Similar to other security technology upgrades, a multiyear plan will be developed to install imminent-threat-notification systems at other company facilities to ensure that the investment of capital funds is managed appropriately and based on priority relative to other security projects and business necessity.
To further enhance the system, the company is in the process of strategically placing panic buttons at high-risk locations such as administrative workstations adjacent to executive offices.

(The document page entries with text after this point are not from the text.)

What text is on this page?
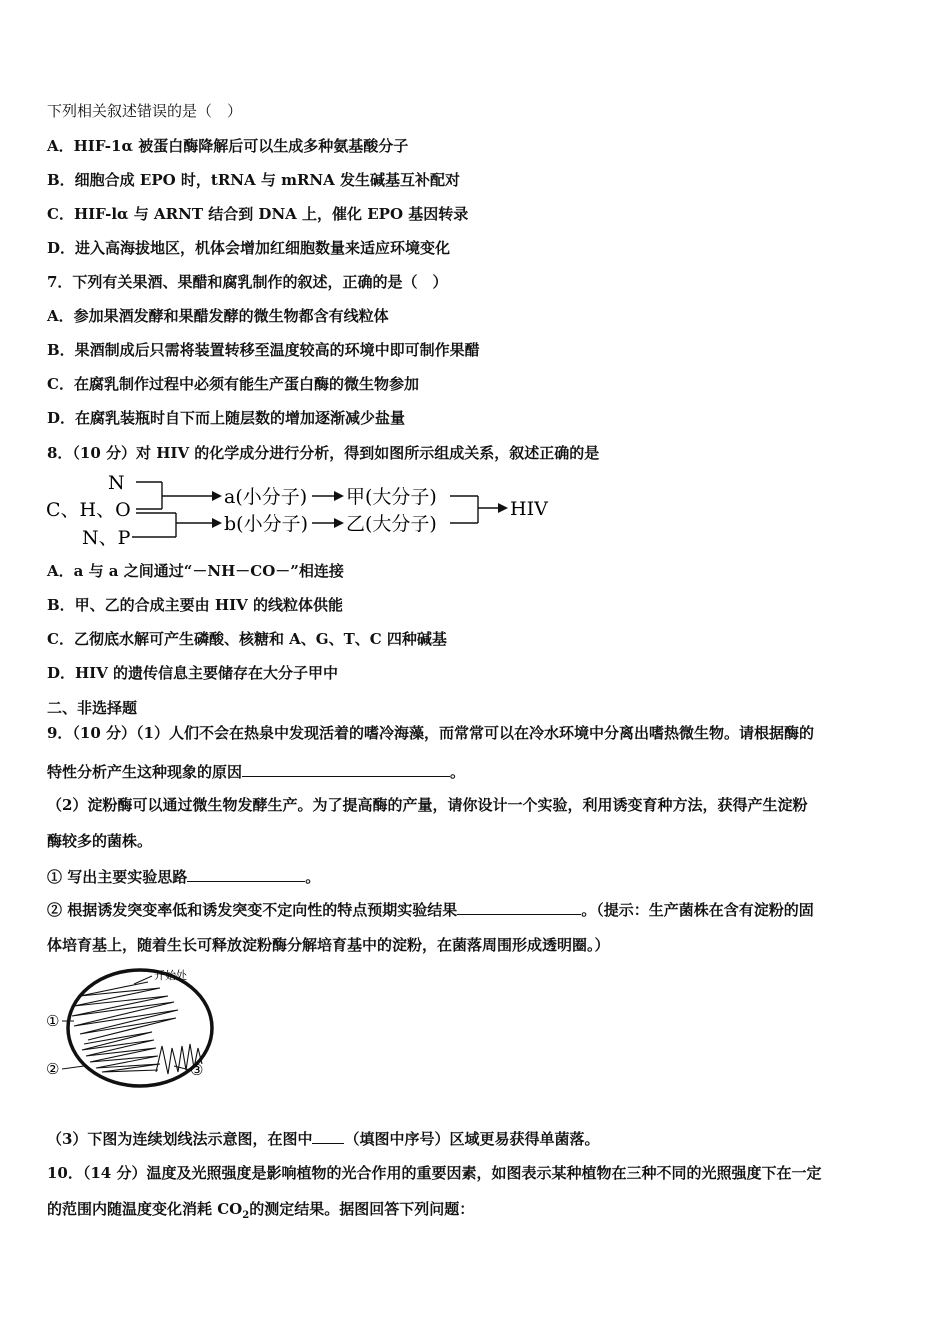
下列相关叙述错误的是（　）
A．HIF-1α 被蛋白酶降解后可以生成多种氨基酸分子
B．细胞合成 EPO 时，tRNA 与 mRNA 发生碱基互补配对
C．HIF-lα 与 ARNT 结合到 DNA 上，催化 EPO 基因转录
D．进入高海拔地区，机体会增加红细胞数量来适应环境变化
7．下列有关果酒、果醋和腐乳制作的叙述，正确的是（　）
A．参加果酒发酵和果醋发酵的微生物都含有线粒体
B．果酒制成后只需将装置转移至温度较高的环境中即可制作果醋
C．在腐乳制作过程中必须有能生产蛋白酶的微生物参加
D．在腐乳装瓶时自下而上随层数的增加逐渐减少盐量
8．（10 分）对 HIV 的化学成分进行分析，得到如图所示组成关系，叙述正确的是
N
C、H、O
N、P
a(小分子)
b(小分子)
甲(大分子)
乙(大分子)
HIV
A．a 与 a 之间通过“－NH－CO－”相连接
B．甲、乙的合成主要由 HIV 的线粒体供能
C．乙彻底水解可产生磷酸、核糖和 A、G、T、C 四种碱基
D．HIV 的遗传信息主要储存在大分子甲中
二、非选择题
9．（10 分）（1）人们不会在热泉中发现活着的嗜冷海藻，而常常可以在冷水环境中分离出嗜热微生物。请根据酶的
特性分析产生这种现象的原因	。
（2）淀粉酶可以通过微生物发酵生产。为了提高酶的产量，请你设计一个实验，利用诱变育种方法，获得产生淀粉
酶较多的菌株。
① 写出主要实验思路	。
② 根据诱发突变率低和诱发突变不定向性的特点预期实验结果	。（提示：生产菌株在含有淀粉的固
体培育基上，随着生长可释放淀粉酶分解培育基中的淀粉，在菌落周围形成透明圈。）
开始处
①
②	③
（3）下图为连续划线法示意图，在图中 （填图中序号）区域更易获得单菌落。
10．（14 分）温度及光照强度是影响植物的光合作用的重要因素，如图表示某种植物在三种不同的光照强度下在一定
的范围内随温度变化消耗 $CO_2$的测定结果。据图回答下列问题：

Employee training was also an important element in the system rollout and was coordinated with the company’s environmental safety and health team. The security department provided initial training on the new system to the sites where they were installed. Security instructors trained supervisors and then posted fliers around the facilities to explain what the new blue security pull stations were all about. The supervisors were then responsible for explaining the system to their employees. The company already had existing training on workplace-violence awareness and prevention. The organization is integrating the imminent-threat system into the existing instructor-led and computer-based training this fiscal year.
Among the most critical points that the training is intended to convey is when to activate the system and when not to activate it. The training and fliers all explain that the pull stations are for security emergencies only. They are not to be used for general security complaints, such as parking problems or thefts.
Even though workplace violence events are rare, they are traumatic, and the prospect of having that type of experience creates fear and uncertainty in the minds of employees. The installation of an imminent-threat system that can reduce the threat helps to alleviate that fear. After the new system was installed, employees frequently reported that they were comforted by the fact that the company was concerned for their safety.
Michael J. Sullivan is corporate security director for Rockwell Collins in Cedar Rapids, Iowa.